お父さんがなんでお姉ちゃんをいじめるのか分からない。分からないけどお父さんがそれなら私が守るんだ。
「ごめんなさいー! お父さんのバカァあああああ! うああああああああん」
「ミレリア!?」
「お母さんもバカァあああ!」
「ミレリア!?」
うああああんってお姉ちゃんを抱きしめながら泣いていたら、涙がうつったみたいにお姉ちゃんもわぁあああって泣きはじめた。
落ち着いてからも私がお姉ちゃんを離さなかったので、とりあえず2人で一緒に寝た。
寝る前くらいにだんだん頭がスッキリしてきて、この人が私のお姉ちゃんかぁとにまにましてたのは秘密。

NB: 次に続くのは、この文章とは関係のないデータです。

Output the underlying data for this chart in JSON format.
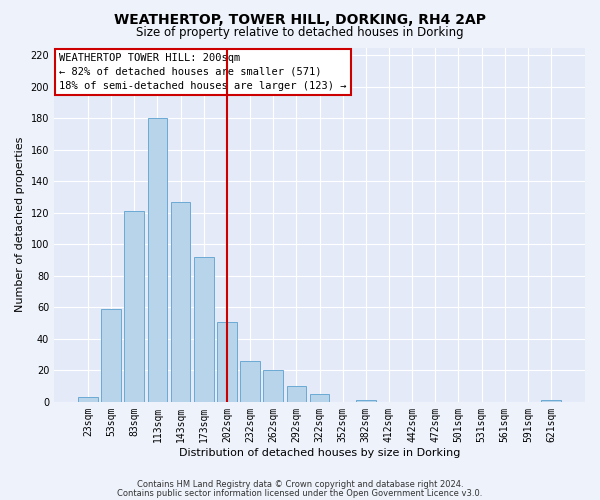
{
  "title": "WEATHERTOP, TOWER HILL, DORKING, RH4 2AP",
  "subtitle": "Size of property relative to detached houses in Dorking",
  "xlabel": "Distribution of detached houses by size in Dorking",
  "ylabel": "Number of detached properties",
  "bar_labels": [
    "23sqm",
    "53sqm",
    "83sqm",
    "113sqm",
    "143sqm",
    "173sqm",
    "202sqm",
    "232sqm",
    "262sqm",
    "292sqm",
    "322sqm",
    "352sqm",
    "382sqm",
    "412sqm",
    "442sqm",
    "472sqm",
    "501sqm",
    "531sqm",
    "561sqm",
    "591sqm",
    "621sqm"
  ],
  "bar_values": [
    3,
    59,
    121,
    180,
    127,
    92,
    51,
    26,
    20,
    10,
    5,
    0,
    1,
    0,
    0,
    0,
    0,
    0,
    0,
    0,
    1
  ],
  "bar_color": "#b8d4eb",
  "bar_edge_color": "#6aaad4",
  "vline_x_index": 6,
  "vline_color": "#cc0000",
  "ylim": [
    0,
    225
  ],
  "yticks": [
    0,
    20,
    40,
    60,
    80,
    100,
    120,
    140,
    160,
    180,
    200,
    220
  ],
  "annotation_title": "WEATHERTOP TOWER HILL: 200sqm",
  "annotation_line1": "← 82% of detached houses are smaller (571)",
  "annotation_line2": "18% of semi-detached houses are larger (123) →",
  "footnote1": "Contains HM Land Registry data © Crown copyright and database right 2024.",
  "footnote2": "Contains public sector information licensed under the Open Government Licence v3.0.",
  "bg_color": "#eef2fb",
  "plot_bg_color": "#e4eaf8",
  "grid_color": "#ffffff",
  "title_fontsize": 10,
  "subtitle_fontsize": 8.5,
  "annotation_box_edge": "#cc0000",
  "xlabel_fontsize": 8,
  "ylabel_fontsize": 8,
  "tick_fontsize": 7,
  "footnote_fontsize": 6
}
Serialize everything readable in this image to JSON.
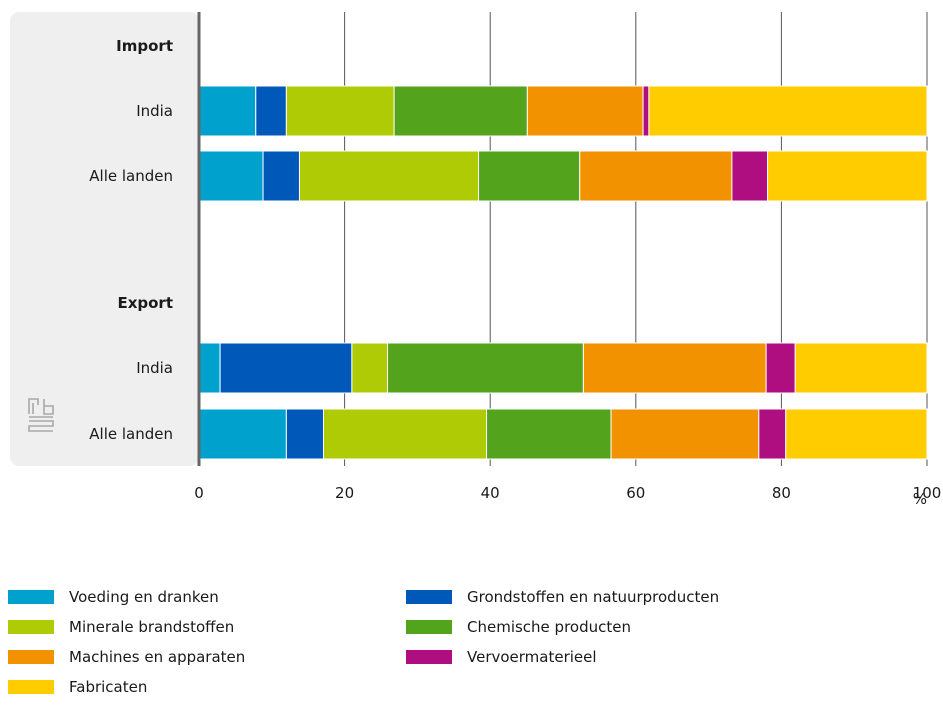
{
  "chart_data": {
    "type": "bar",
    "orientation": "horizontal",
    "stacked": true,
    "groups": [
      {
        "label": "Import",
        "rows": [
          {
            "label": "India",
            "values": [
              7.8,
              4.2,
              14.8,
              18.3,
              15.9,
              0.8,
              38.2
            ]
          },
          {
            "label": "Alle landen",
            "values": [
              8.8,
              5.0,
              24.6,
              13.9,
              20.9,
              4.9,
              21.9
            ]
          }
        ]
      },
      {
        "label": "Export",
        "rows": [
          {
            "label": "India",
            "values": [
              2.9,
              18.1,
              4.9,
              26.9,
              25.1,
              4.0,
              18.1
            ]
          },
          {
            "label": "Alle landen",
            "values": [
              12.0,
              5.1,
              22.4,
              17.1,
              20.3,
              3.7,
              19.4
            ]
          }
        ]
      }
    ],
    "series": [
      {
        "name": "Voeding en dranken",
        "color": "#00a1cd"
      },
      {
        "name": "Grondstoffen en natuurproducten",
        "color": "#0058b8"
      },
      {
        "name": "Minerale brandstoffen",
        "color": "#afcb05"
      },
      {
        "name": "Chemische producten",
        "color": "#53a31d"
      },
      {
        "name": "Machines en apparaten",
        "color": "#f39200"
      },
      {
        "name": "Vervoermaterieel",
        "color": "#af0e80"
      },
      {
        "name": "Fabricaten",
        "color": "#ffcc00"
      }
    ],
    "xlim": [
      0,
      100
    ],
    "xticks": [
      "0",
      "20",
      "40",
      "60",
      "80",
      "100"
    ],
    "xlabel": "%",
    "grid": true,
    "legend_position": "bottom"
  },
  "logo": {
    "name": "cbs",
    "color": "#a8a8a8"
  },
  "colors": {
    "panel": "#efefef",
    "axis": "#666666",
    "grid": "#555555"
  }
}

明日はなにして遊ぼうかな。おままごとはもう私も大きくなってきたからそろそろやめるとして、追いかけっこ? かくれんぼ? あとは~。
なんて思っていた頃もありました。
こんなに、こんなに隠れがいがあるお屋敷に住んでいるのに、かくれんぼをしてはいけないだなんて!?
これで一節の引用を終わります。